Nineteen preservice elementary teachers, taught in Fall 2000, all underwent a substantial change in their views of mathematics. The principal agent for this change was the focus on building connections between different representations of a single problem, involving binary choice:

•  How many towers of height 4 can be made from blocks of 2 colors? How many towers of height 5?
•  On the grid shown below, indicate on each dot how many different ways there are to walk to that dot from “home” given that you can only walk UP or RIGHT.

•  How many different ways are there to run through a series of 4 tunnels if you must pass through exactly two white and two black tunnels? At each point, the runner goes through only a black or white tunnel.
•  $(a + b)^2 = a^2 + 2ab + b^2$. What are the corresponding expansions for $(a + b)^3$ and $(a + b)^4$ ?

The problems we chose were unlikely to allow a solution by a remembered formula.

One student speculated during class that there might be a connection between towers, grid walks and binomial expansions. He gave an explanation in class, prefaced by a statement along the lines: “This might be crazy, but I think…” that $(a + b)^2 = a^2 + 2ab + b^2$ could be interpreted as saying something about block towers and grid walks. Namely, if a and b were interpreted as two colors, the binomial expansion says there is 1 tower of height two built from the “a” color, 1 from the “b” color, and 2 using both the “a” and “b” colors. The student used black (B) and white (W) and wrote the binomial expansion as $(B + W)^2 = B^2 + 2BW + B^2$. He then interpreted the same expression in terms of grid walks by taking B to mean “walk UP” and W to mean “walk RIGHT”. Finally, he related towers and grid walks to the other binomial expansions, and the patterns of numbers on the grid to Pascal’s triangle. The atmosphere following this student’s presentation to the class was electric. The other students gave him a spontaneous round of applause and he, with four other students, stayed for an hour after class exploring these connections. This episode was etched into the memory of many of the students, as student write-ups and reflections show:

“If you go through the tunnel with the pattern of BWBW, you can also make a tower of BWBW. If you think of B as equalling right and W as equalling up, you can go RURU. Algebraically, you can replace the a and b with a B and W and have (B+W) raised to whichever high, which I’m using 4. It shows $(B+W)^4 =B^4+4B^3W+6B^2W^2 +4BW^3 +W^4$. If you add up all the numbers in front, you get the number of possibilities. The exponents are the number of the different colors you have. Ex: $4B^3W$ means there are 3 blacks and 1 white, with 4 different ways of arranging it. To have two of 2 of each like the tunnels ask, would be $6B^2W^2$ , which means there are 6 possibilities with 2 black and 2 white.” (Reflection, Week 4)

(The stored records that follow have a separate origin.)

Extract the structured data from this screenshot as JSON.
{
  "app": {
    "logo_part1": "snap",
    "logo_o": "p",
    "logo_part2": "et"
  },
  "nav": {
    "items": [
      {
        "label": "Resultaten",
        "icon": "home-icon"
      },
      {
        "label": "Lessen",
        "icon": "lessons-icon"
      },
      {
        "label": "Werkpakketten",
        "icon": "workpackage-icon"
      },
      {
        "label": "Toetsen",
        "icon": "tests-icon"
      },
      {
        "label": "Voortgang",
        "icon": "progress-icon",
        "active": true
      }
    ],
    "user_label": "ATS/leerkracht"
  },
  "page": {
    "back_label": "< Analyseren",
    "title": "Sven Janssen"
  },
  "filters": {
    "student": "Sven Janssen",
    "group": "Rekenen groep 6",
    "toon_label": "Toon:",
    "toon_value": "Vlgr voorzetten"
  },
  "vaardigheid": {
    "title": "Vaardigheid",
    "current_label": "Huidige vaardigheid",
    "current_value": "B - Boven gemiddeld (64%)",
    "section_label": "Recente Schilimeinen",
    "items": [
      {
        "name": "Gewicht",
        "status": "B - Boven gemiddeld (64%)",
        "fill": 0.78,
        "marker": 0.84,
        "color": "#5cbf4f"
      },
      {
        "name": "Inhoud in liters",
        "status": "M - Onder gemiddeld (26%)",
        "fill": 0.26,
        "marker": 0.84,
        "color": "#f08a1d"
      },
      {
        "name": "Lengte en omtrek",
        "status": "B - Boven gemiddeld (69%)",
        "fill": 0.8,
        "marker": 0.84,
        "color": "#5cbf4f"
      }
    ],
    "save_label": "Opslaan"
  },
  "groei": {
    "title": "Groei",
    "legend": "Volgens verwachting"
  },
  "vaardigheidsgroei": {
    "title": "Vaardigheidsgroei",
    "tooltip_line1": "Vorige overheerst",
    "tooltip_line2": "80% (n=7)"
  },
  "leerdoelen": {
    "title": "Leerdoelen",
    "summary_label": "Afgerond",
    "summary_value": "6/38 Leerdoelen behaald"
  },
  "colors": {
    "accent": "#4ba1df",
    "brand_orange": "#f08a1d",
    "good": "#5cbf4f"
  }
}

“… although I used Pascal’s triangle many times throughout high school, I never truly understood why it worked. By completing the grid walk exercises, so many things have become clear to me. Well, I learned the secret of the grid walks and of Pascal’s Triangle…. I really wish I had known this when I was in Algebra. All we were taught then was that, for some reason unknown to me and probably many others in the class, the rows of Pascal’s Triangle made up the coefficients in binomial expansion. Now I not only understand how to use the triangle algebraically, I know why it works. The numbers in an algebraic expression along with the variables can represent different groups of objects, in a manner of speaking. It all makes sense. This simple understanding, but by no means easy, is so rewarding because the knowledge has become my own. And I know that ten years from now, I will still be able to explain this problem.” (End-of-semester write-up, week 16)